王漢之還沒說話,夏怡晴就搶先說:“我老媽是主任醫師,讓我老媽到經偵隊坐診,你和她合作,這個問題就迎刃而解了。”
“好,好,太好了,小妮子,你老媽是哪個醫院的哈。”王漢之問道。
“博仁醫院的,博士學位,主任醫師,精通內外科和中西醫。”夏怡晴介紹道。
“事情就這麼定了,抽調你老媽過來,名義上是你老媽坐診,實質羅玉寒是主治醫生,誰也找不了麻煩。”
王漢之爲自己的創意興奮不已,臉上堆滿了笑容。羅玉寒哼了一聲,說:“王局哈,你這不是掛羊頭賣鼠肉麼?”
王漢之並沒有直接回答羅玉寒,反而自言自語地說:“只要警察的辦案經費解決了,我這個局長就好當了,羅玉寒哈羅玉寒,老天有眼哈,讓我認識你這麼個活神仙,真好,真好。至於羊肉和鼠肉的區別,你我都不是食品專家,暫時就不做鑑定了。”
從王漢之興奮的態度看, 羅玉寒想改變他的主意已經不太可能了,堂堂河州市警察局局長,如果羅玉寒不服從他的意志,將會死的很難看。

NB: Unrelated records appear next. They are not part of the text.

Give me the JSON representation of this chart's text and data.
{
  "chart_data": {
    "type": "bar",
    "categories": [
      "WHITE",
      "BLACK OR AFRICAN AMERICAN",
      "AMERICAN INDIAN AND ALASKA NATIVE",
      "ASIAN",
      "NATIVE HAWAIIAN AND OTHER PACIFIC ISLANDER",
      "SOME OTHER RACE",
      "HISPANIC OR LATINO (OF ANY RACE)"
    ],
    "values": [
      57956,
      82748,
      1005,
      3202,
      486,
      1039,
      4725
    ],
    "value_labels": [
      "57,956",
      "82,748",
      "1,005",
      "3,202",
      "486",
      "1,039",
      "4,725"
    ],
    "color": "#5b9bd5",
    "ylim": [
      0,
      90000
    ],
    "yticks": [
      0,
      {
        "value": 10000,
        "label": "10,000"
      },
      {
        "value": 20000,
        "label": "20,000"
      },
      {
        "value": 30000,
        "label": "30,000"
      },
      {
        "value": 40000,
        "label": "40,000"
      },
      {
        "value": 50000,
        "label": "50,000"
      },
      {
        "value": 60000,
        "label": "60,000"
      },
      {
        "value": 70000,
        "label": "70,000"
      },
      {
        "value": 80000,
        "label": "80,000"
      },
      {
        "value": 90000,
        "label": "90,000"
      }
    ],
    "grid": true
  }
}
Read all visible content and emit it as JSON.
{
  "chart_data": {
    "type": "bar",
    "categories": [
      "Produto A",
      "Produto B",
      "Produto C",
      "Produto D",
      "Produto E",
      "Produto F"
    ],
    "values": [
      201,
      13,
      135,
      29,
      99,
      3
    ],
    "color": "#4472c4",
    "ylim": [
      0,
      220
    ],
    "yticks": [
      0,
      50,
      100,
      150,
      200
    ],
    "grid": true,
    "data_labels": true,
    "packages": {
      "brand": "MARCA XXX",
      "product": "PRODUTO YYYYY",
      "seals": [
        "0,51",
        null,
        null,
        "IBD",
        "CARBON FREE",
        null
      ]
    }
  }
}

但是,羅玉寒可以趁此機會提出自己的條件,並且條件他已經想好。
“王局,能爲警察效力是我羅玉寒的榮幸,我答應你,不過,我也有一個條件。”羅玉寒笑着說。
“什麼條件,快說,別說一個條件,就是三個五個都不是問題。”王漢之痛快地說。
羅玉寒清清嗓子,一本正經地說:“學校離經偵隊太遠,我來回跑也不方便,再說,我一邊學習,一邊還要給病人看病,精神負擔太重,所以,我希望王局能給我派個司機,這個人最好能同時擔任我的秘書,而且最好是個女性,如果王局滿足我的要求,我就答應你。”
羅玉寒說完,看了任娜娜一眼。任娜娜似乎已經明白了羅玉寒的用心,趕緊說:“羅玉寒,你要秘書就要唄,看我幹什麼,我可告訴你,我喜歡刑警工作——”
任娜娜沒說完,羅玉寒就打斷了任娜娜,說:“警花,你誤會了,我在向王局提條件,他安排什麼人是他的事,我只管服從安排,你別往自己身上攬。”
王漢之何等聰明,一下子就聽出了羅玉寒的弦外之音,不假思索地說:“那就有勞任警官了。”
“不,我不願和羅玉寒一起工作。”任娜娜馬上做出了拒絕的反應。
任娜娜當面拒絕王漢之,王漢之臉上自然無光,瞟了任娜娜一眼,冷冷地說:“警察以服從命令爲天職, 正確要服從,不正確的保留意見也要服從,除非你不是警察,我已經決定了,從現在開始,你就是經偵隊醫院的辦公室主任兼羅玉寒的私人秘書,任娜娜——”
王漢之大叫了一聲任娜娜的名字。
“到。”任娜娜立正,大聲迴應道。
“我命令你,馬上送羅玉寒回去。”
“是,保證完成任務。”任娜娜敬禮,嚴肅地迴應道。